Três marcantes características físicas da família — o nariz baixo, o lábio inferior grosso e o queixo proeminente — ganharam proporções ciclópicas no rosto de Carlos, mas isso era o menor de seus problemas. Ele começou a falar tardiamente, aos 4 anos, e só conseguiu caminhar aos 8, devido ao raquitismo. Além de não poder mastigar direito por causa do chamado prognatismo mandibular, ele sofria de epilepsia e era infértil. Com sua morte, em 1700, aos 38 anos, acabou o reinado dos Habsburgo na Espanha. E, neste ponto, a trama fica especialmente interessante para os brasileiros.
No ramo austríaco da casa de Habsburgo não havia mais varões para assumir o trono. Então, a herdeira Maria Teresa se casou com Francisco, da casa de Lorena, introduzindo mais sangue francês na família e fundando assim uma nova dinastia: a Habsburgo-Lorena. A bisneta de Teresa, batizada de Leopoldina, se casaria, em 1817, com o futuro imperador Pedro I, trazendo sua linhagem para terras tupiniquins — o amarelo da bandeira brasileira advém da casa austríaca, assim como o losango, na heráldica, simboliza o feminino.

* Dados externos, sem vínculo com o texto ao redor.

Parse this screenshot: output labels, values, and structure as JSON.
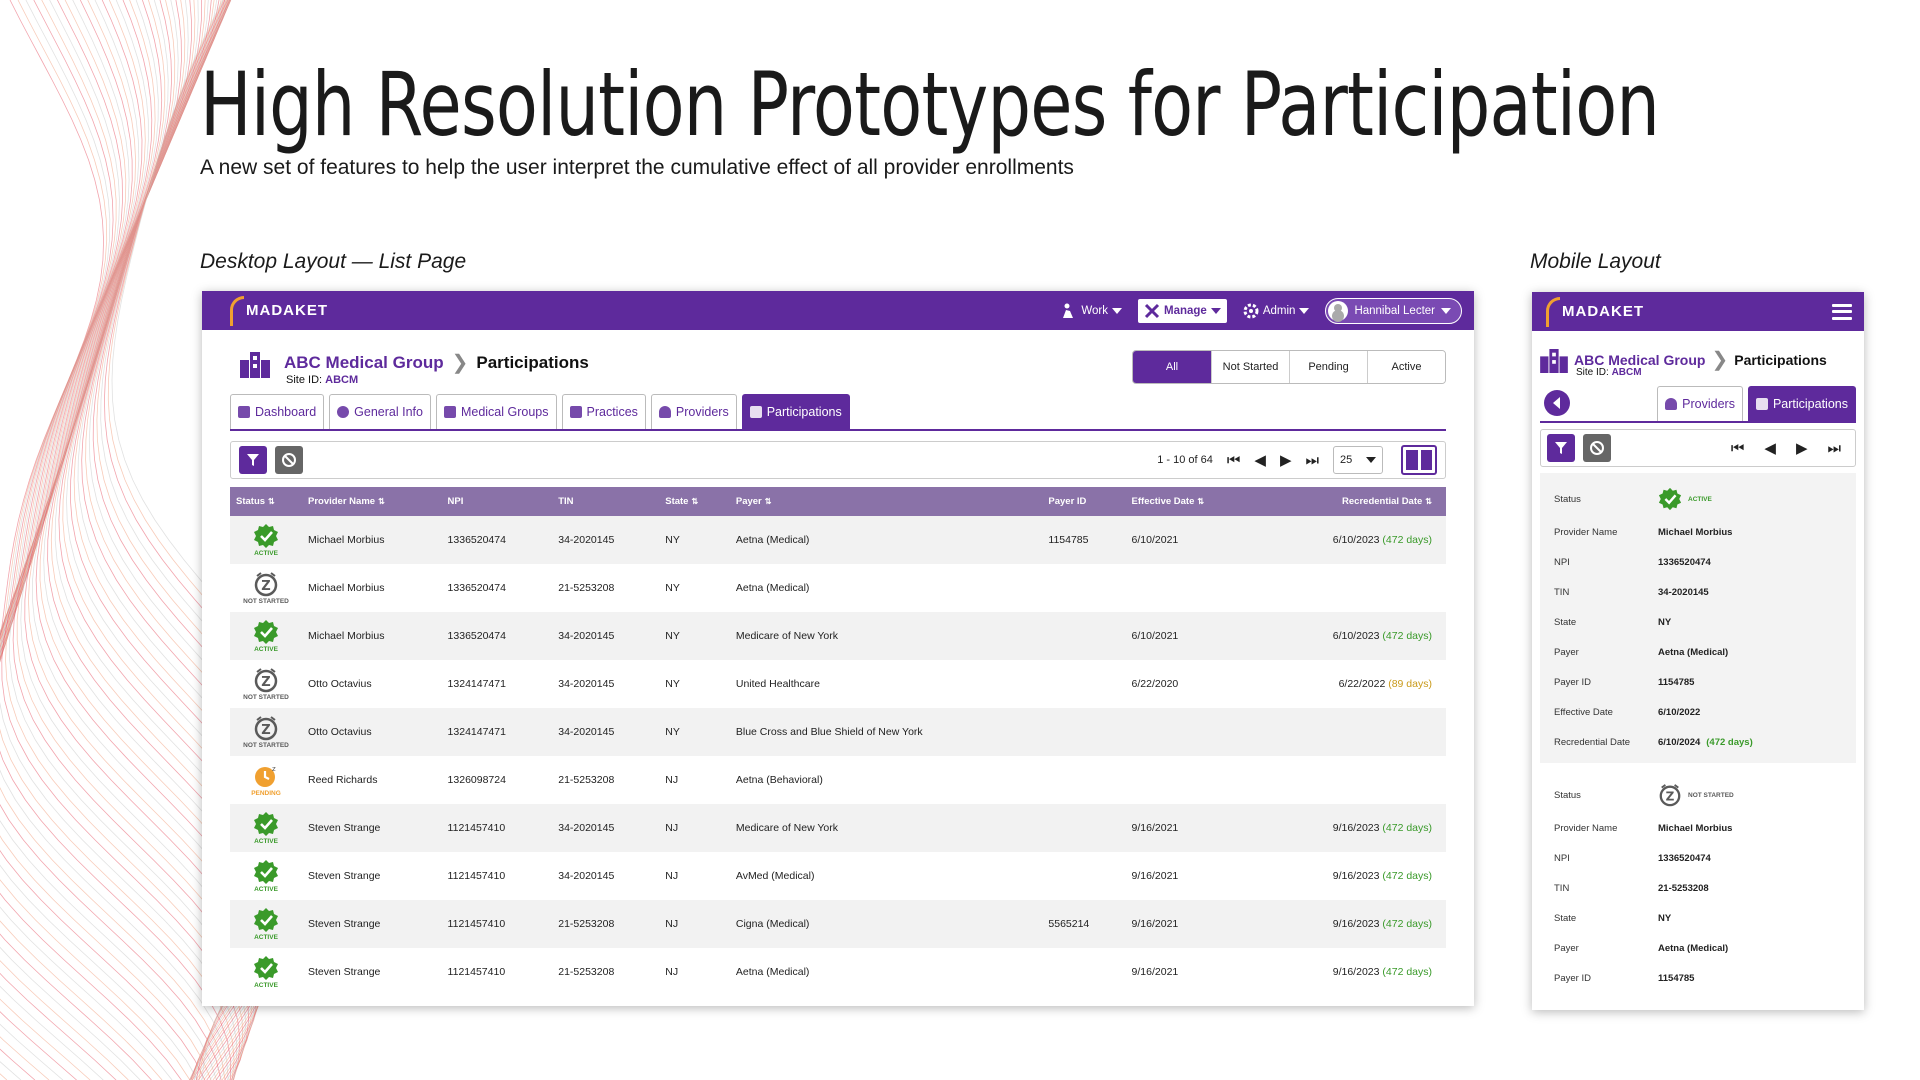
{
  "slide": {
    "title": "High Resolution Prototypes for Participation",
    "subtitle": "A new set of features to help the user interpret the cumulative effect of all provider enrollments",
    "desktop_caption": "Desktop Layout — List Page",
    "mobile_caption": "Mobile Layout"
  },
  "brand": {
    "name": "MADAKET",
    "purple": "#5e2a9c",
    "accent": "#f0a030"
  },
  "nav": {
    "work": "Work",
    "manage": "Manage",
    "admin": "Admin",
    "user": "Hannibal Lecter"
  },
  "breadcrumb": {
    "org": "ABC Medical Group",
    "page": "Participations",
    "site_id_label": "Site ID:",
    "site_id": "ABCM"
  },
  "filters": [
    "All",
    "Not Started",
    "Pending",
    "Active"
  ],
  "tabs": [
    "Dashboard",
    "General Info",
    "Medical Groups",
    "Practices",
    "Providers",
    "Participations"
  ],
  "pager": {
    "range": "1 - 10 of 64",
    "page_size": "25"
  },
  "table": {
    "headers": [
      "Status",
      "Provider Name",
      "NPI",
      "TIN",
      "State",
      "Payer",
      "Payer ID",
      "Effective Date",
      "Recredential Date"
    ],
    "rows": [
      {
        "status": "ACTIVE",
        "name": "Michael Morbius",
        "npi": "1336520474",
        "tin": "34-2020145",
        "state": "NY",
        "payer": "Aetna (Medical)",
        "payer_id": "1154785",
        "eff": "6/10/2021",
        "recred": "6/10/2023",
        "days": "(472 days)"
      },
      {
        "status": "NOT STARTED",
        "name": "Michael Morbius",
        "npi": "1336520474",
        "tin": "21-5253208",
        "state": "NY",
        "payer": "Aetna (Medical)",
        "payer_id": "",
        "eff": "",
        "recred": "",
        "days": ""
      },
      {
        "status": "ACTIVE",
        "name": "Michael Morbius",
        "npi": "1336520474",
        "tin": "34-2020145",
        "state": "NY",
        "payer": "Medicare of New York",
        "payer_id": "",
        "eff": "6/10/2021",
        "recred": "6/10/2023",
        "days": "(472 days)"
      },
      {
        "status": "NOT STARTED",
        "name": "Otto Octavius",
        "npi": "1324147471",
        "tin": "34-2020145",
        "state": "NY",
        "payer": "United Healthcare",
        "payer_id": "",
        "eff": "6/22/2020",
        "recred": "6/22/2022",
        "days": "(89 days)"
      },
      {
        "status": "NOT STARTED",
        "name": "Otto Octavius",
        "npi": "1324147471",
        "tin": "34-2020145",
        "state": "NY",
        "payer": "Blue Cross and Blue Shield of New York",
        "payer_id": "",
        "eff": "",
        "recred": "",
        "days": ""
      },
      {
        "status": "PENDING",
        "name": "Reed Richards",
        "npi": "1326098724",
        "tin": "21-5253208",
        "state": "NJ",
        "payer": "Aetna (Behavioral)",
        "payer_id": "",
        "eff": "",
        "recred": "",
        "days": ""
      },
      {
        "status": "ACTIVE",
        "name": "Steven Strange",
        "npi": "1121457410",
        "tin": "34-2020145",
        "state": "NJ",
        "payer": "Medicare of New York",
        "payer_id": "",
        "eff": "9/16/2021",
        "recred": "9/16/2023",
        "days": "(472 days)"
      },
      {
        "status": "ACTIVE",
        "name": "Steven Strange",
        "npi": "1121457410",
        "tin": "34-2020145",
        "state": "NJ",
        "payer": "AvMed (Medical)",
        "payer_id": "",
        "eff": "9/16/2021",
        "recred": "9/16/2023",
        "days": "(472 days)"
      },
      {
        "status": "ACTIVE",
        "name": "Steven Strange",
        "npi": "1121457410",
        "tin": "21-5253208",
        "state": "NJ",
        "payer": "Cigna (Medical)",
        "payer_id": "5565214",
        "eff": "9/16/2021",
        "recred": "9/16/2023",
        "days": "(472 days)"
      },
      {
        "status": "ACTIVE",
        "name": "Steven Strange",
        "npi": "1121457410",
        "tin": "21-5253208",
        "state": "NJ",
        "payer": "Aetna (Medical)",
        "payer_id": "",
        "eff": "9/16/2021",
        "recred": "9/16/2023",
        "days": "(472 days)"
      }
    ]
  },
  "mobile": {
    "tabs": [
      "Providers",
      "Participations"
    ],
    "labels": [
      "Status",
      "Provider Name",
      "NPI",
      "TIN",
      "State",
      "Payer",
      "Payer ID",
      "Effective Date",
      "Recredential Date"
    ],
    "cards": [
      {
        "status": "ACTIVE",
        "name": "Michael Morbius",
        "npi": "1336520474",
        "tin": "34-2020145",
        "state": "NY",
        "payer": "Aetna (Medical)",
        "payer_id": "1154785",
        "eff": "6/10/2022",
        "recred": "6/10/2024",
        "days": "(472 days)"
      },
      {
        "status": "NOT STARTED",
        "name": "Michael Morbius",
        "npi": "1336520474",
        "tin": "21-5253208",
        "state": "NY",
        "payer": "Aetna (Medical)",
        "payer_id": "1154785"
      }
    ]
  },
  "status_colors": {
    "ACTIVE": "#3a9a2a",
    "NOT STARTED": "#5a5a5a",
    "PENDING": "#f0a030"
  }
}
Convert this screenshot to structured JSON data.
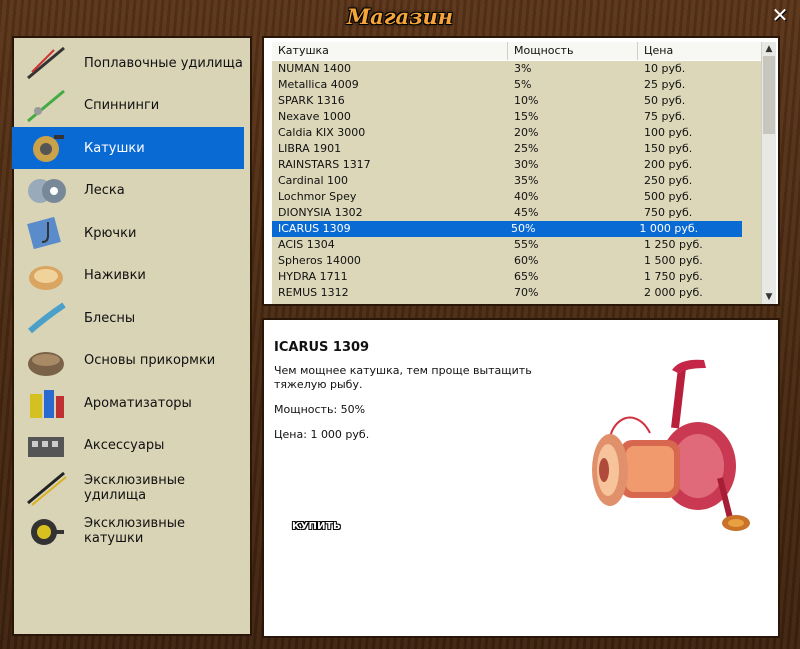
{
  "window": {
    "title": "Магазин",
    "close_label": "✕"
  },
  "sidebar": {
    "items": [
      {
        "label": "Поплавочные удилища",
        "icon": "float-rod-icon"
      },
      {
        "label": "Спиннинги",
        "icon": "spinning-rod-icon"
      },
      {
        "label": "Катушки",
        "icon": "reel-icon",
        "selected": true
      },
      {
        "label": "Леска",
        "icon": "fishing-line-icon"
      },
      {
        "label": "Крючки",
        "icon": "hooks-icon"
      },
      {
        "label": "Наживки",
        "icon": "bait-icon"
      },
      {
        "label": "Блесны",
        "icon": "lure-icon"
      },
      {
        "label": "Основы прикормки",
        "icon": "groundbait-icon"
      },
      {
        "label": "Ароматизаторы",
        "icon": "flavoring-icon"
      },
      {
        "label": "Аксессуары",
        "icon": "accessories-icon"
      },
      {
        "label": "Эксклюзивные удилища",
        "icon": "exclusive-rod-icon"
      },
      {
        "label": "Эксклюзивные катушки",
        "icon": "exclusive-reel-icon"
      }
    ]
  },
  "table": {
    "headers": [
      "Катушка",
      "Мощность",
      "Цена"
    ],
    "rows": [
      [
        "NUMAN 1400",
        "3%",
        "10 руб."
      ],
      [
        "Metallica 4009",
        "5%",
        "25 руб."
      ],
      [
        "SPARK 1316",
        "10%",
        "50 руб."
      ],
      [
        "Nexave 1000",
        "15%",
        "75 руб."
      ],
      [
        "Caldia KIX 3000",
        "20%",
        "100 руб."
      ],
      [
        "LIBRA 1901",
        "25%",
        "150 руб."
      ],
      [
        "RAINSTARS 1317",
        "30%",
        "200 руб."
      ],
      [
        "Cardinal 100",
        "35%",
        "250 руб."
      ],
      [
        "Lochmor Spey",
        "40%",
        "500 руб."
      ],
      [
        "DIONYSIA 1302",
        "45%",
        "750 руб."
      ],
      [
        "ICARUS 1309",
        "50%",
        "1 000 руб."
      ],
      [
        "ACIS 1304",
        "55%",
        "1 250 руб."
      ],
      [
        "Spheros 14000",
        "60%",
        "1 500 руб."
      ],
      [
        "HYDRA 1711",
        "65%",
        "1 750 руб."
      ],
      [
        "REMUS 1312",
        "70%",
        "2 000 руб."
      ]
    ],
    "selected_row": "ICARUS 1309"
  },
  "detail": {
    "name": "ICARUS 1309",
    "description": "Чем мощнее катушка, тем проще вытащить тяжелую рыбу.",
    "power": "Мощность: 50%",
    "price": "Цена: 1 000 руб.",
    "buy_label": "КУПИТЬ",
    "image_icon": "spinning-reel-image"
  }
}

A arquiduquesa não tinha o queixo protuberante que marcou seus ancestrais, ainda que o lábio inferior fosse mais grosso que o superior. Ela não apresentava sinais deletérios de casamento consanguíneo: amante da música e das ciências, falava quatro línguas e aprendeu português em semanas. Sua contribuição para a independência do Brasil é motivo de discussão, mas definitivamente era amada pelos súditos. A morte prematura, aos 29 anos, chegou a ser associada à depressão provocada por problemas congênitos, tese hoje desacreditada.
O queixo avantajado pode ter pulado uma geração, mas voltou a se fazer presente nas feições do imperador Pedro II — manifestação dos genes recessivos vindos não só da mãe, mas também do pai. Os Habsburgo eram tão hegemônicos na Europa que é possível rastrear casamentos entre eles na genealogia de Pedro I, tanto do lado do pai, o português João VI, quanto da mãe, a espanhola Carlota Joaquina. Vale pontuar que o lábio inferior roliço e o prognatismo eram sinais de nobreza. Mesmo assim, Pedro II adotou a barba que o acompanharia.
O casamento entre primos é tabu em boa parte dos países ocidentais, mas o código civil brasileiro não proíbe a união, pois são considerados parentes de quarto grau. O novo código, promulgado em 2002, deixou uma brecha jurídica para o casamento entre tios e sobrinhas. Do ponto de vista científico, há meios de mapear doenças hereditárias antes da concepção. As manifestações indesejáveis dos genes recessivos, porém, seguem o curso da probabilidade. Os membros da dinastia Habsburgo não sabiam disso. Quando decidiram jogar com a sorte, acabaram com a sucessão espanhola. Talvez devessem ter optado pela mistura com pessoas distantes e de fora do círculo restrito, como manda o bom senso.